2. A barrel with intelligent temperature control for preventing corrosion in the shot chamber as claimed in claim 1, wherein: Multiple sets of circulation pipelines are arranged inside the cavity wall of the main body (1), and the multiple sets of circulation pipelines are arranged around the material cavity of the main body.
3. A barrel with intelligent temperature control for preventing corrosion in the shot chamber as claimed in claim 2 wherein: The inlet and outlet of the second circulation pipeline are located at fixed ends.
4. The injection chamber corrosion-resistant barrel with intelligent temperature control as described in claim 1, characterized in that: Vacuum holes (4) are provided on the peripheral wall of the main body (1), and the vacuum holes (4) are connected to the material cavity behind the cylinder (22) in the insert (2).

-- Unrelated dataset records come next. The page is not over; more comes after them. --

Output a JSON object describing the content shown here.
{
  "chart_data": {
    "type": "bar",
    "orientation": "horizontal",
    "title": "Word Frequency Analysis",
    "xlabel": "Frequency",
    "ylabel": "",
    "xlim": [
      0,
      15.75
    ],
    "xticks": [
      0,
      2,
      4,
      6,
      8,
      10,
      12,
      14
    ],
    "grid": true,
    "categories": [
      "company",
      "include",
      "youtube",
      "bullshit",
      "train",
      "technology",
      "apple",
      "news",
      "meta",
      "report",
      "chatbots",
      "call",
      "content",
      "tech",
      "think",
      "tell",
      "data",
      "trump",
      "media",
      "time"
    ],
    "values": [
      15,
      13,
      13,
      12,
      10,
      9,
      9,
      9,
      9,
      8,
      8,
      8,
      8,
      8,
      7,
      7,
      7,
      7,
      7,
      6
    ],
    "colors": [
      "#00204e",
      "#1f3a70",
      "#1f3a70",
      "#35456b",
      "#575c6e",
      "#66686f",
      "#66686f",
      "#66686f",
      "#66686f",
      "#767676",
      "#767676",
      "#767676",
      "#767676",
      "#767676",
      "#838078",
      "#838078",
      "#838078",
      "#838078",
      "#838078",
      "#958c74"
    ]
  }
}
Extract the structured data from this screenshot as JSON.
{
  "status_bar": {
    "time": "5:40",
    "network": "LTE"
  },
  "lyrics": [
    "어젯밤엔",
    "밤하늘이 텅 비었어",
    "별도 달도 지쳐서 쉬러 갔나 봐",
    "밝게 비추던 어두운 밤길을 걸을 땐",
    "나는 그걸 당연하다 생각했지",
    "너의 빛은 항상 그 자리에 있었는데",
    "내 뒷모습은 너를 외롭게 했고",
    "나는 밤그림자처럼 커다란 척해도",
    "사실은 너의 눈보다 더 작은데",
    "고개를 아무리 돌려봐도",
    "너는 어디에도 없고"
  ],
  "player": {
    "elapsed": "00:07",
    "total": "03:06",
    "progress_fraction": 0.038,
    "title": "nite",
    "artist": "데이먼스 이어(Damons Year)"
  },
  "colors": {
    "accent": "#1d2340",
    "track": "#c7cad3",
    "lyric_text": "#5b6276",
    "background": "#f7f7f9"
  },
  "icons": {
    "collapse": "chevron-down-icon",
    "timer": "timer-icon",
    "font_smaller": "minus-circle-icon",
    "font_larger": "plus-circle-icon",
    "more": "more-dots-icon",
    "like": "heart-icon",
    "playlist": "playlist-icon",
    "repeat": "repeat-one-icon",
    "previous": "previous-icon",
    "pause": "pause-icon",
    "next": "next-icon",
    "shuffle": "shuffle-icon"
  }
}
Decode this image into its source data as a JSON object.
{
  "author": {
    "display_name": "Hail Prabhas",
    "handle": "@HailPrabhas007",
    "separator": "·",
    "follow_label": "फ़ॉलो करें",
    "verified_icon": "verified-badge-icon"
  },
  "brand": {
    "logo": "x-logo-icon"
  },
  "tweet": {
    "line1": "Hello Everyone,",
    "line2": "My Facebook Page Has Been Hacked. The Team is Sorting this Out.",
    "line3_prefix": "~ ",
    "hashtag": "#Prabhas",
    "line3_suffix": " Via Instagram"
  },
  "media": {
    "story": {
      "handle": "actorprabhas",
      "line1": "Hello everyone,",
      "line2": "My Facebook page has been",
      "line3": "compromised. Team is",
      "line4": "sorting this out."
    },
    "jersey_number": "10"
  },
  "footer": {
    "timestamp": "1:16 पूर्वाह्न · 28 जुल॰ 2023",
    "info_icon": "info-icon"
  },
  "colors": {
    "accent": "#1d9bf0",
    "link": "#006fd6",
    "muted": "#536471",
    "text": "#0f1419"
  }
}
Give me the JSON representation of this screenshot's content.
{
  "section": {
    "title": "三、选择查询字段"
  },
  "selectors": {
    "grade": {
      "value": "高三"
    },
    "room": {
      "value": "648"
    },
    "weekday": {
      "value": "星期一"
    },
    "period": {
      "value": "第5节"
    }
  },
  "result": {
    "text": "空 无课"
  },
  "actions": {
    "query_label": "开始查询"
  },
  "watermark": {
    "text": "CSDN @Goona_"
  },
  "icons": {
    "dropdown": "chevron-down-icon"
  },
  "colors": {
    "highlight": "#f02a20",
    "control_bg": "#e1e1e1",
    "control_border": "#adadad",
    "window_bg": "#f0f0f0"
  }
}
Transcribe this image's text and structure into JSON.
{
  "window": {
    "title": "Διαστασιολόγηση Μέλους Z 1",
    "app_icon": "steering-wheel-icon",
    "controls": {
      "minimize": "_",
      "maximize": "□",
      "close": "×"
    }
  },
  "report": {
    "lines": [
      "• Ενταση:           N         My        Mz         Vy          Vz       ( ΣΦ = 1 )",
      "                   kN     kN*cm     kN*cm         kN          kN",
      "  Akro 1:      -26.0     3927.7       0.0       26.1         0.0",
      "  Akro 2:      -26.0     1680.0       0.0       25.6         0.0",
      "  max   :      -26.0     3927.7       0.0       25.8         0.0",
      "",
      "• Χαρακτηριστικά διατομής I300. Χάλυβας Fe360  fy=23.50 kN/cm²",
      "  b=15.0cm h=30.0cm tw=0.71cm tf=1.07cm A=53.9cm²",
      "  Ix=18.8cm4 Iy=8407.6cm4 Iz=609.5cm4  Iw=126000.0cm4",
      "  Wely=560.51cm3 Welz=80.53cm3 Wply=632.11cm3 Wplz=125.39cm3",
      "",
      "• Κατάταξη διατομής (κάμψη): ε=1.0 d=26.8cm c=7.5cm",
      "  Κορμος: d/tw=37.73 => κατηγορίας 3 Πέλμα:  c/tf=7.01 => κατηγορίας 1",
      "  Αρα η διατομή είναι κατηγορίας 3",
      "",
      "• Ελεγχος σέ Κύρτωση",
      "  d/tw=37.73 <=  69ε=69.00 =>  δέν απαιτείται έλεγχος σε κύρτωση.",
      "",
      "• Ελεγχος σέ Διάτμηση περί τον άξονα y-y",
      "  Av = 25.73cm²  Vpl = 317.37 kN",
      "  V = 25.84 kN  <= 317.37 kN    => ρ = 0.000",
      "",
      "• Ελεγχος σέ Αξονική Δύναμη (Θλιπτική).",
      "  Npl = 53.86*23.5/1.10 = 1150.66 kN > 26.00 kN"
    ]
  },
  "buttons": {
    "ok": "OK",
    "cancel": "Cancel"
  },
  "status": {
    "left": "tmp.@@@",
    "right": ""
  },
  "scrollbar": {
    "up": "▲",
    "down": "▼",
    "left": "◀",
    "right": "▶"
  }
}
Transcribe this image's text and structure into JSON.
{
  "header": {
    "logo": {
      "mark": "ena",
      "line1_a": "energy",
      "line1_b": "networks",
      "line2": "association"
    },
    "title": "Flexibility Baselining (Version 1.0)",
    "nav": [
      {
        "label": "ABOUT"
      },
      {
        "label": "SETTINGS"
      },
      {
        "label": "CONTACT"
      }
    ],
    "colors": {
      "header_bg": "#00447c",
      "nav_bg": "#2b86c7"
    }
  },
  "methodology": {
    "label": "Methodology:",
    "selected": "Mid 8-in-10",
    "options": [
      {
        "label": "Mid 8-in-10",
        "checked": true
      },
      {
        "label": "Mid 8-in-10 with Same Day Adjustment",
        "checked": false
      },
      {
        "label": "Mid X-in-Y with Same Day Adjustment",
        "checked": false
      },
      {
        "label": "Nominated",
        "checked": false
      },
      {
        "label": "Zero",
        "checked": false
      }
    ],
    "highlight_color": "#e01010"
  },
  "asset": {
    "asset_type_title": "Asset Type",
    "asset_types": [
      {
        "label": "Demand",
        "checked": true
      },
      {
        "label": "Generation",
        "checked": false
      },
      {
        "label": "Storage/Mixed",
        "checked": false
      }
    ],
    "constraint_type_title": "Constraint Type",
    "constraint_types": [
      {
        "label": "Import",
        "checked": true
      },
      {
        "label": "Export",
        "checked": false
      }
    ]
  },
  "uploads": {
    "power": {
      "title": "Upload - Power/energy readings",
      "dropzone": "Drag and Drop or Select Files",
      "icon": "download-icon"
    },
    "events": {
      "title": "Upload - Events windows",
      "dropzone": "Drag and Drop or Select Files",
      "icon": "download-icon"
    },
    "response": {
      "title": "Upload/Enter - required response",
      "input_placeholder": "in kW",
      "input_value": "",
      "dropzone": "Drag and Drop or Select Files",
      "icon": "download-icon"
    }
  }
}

5. The injection chamber corrosion-resistant barrel with intelligent temperature control as described in claim 1, characterized in that: A water jacket (5) is fitted at the tail end of the main body (1), and a circulation pipe three (7) is provided on the peripheral wall of the main body inside the cavity of the water jacket (5). A cooling inlet (51) and a cooling outlet (52) connected to the circulation pipe three (7) are provided on the peripheral wall of the water jacket (5).
6. The injection chamber corrosion-resistant barrel with intelligent temperature control as described in claim 5, characterized in that: The inner diameter of the cylinder (22) is the same as the inner diameter of the material cavity of the main body (1), and the outer diameter of the water jacket (5) is smaller than the outer diameter at the head end of the main body (1).
7. The injection chamber corrosion-resistant barrel with intelligent temperature control as described in claim 1, characterized in that: A fixing block (6) is provided on the inner wall of the first end cavity of the main body (1), and part of the fixing block (6) is located in the positioning hole formed on the peripheral wall of the cylinder.
8. The injection chamber corrosion-resistant barrel with intelligent temperature control as described in claim 1, characterized in that: The fixed end (21) is ring-shaped.
9. The injection chamber corrosion-resistant barrel with intelligent temperature control as described in claim 1, characterized in that: It also includes a refrigeration system and a temperature sensor. The temperature sensor is installed at the outlet of the first circulation pipeline, and the outlet and inlet of the first circulation pipeline are connected to the refrigeration system.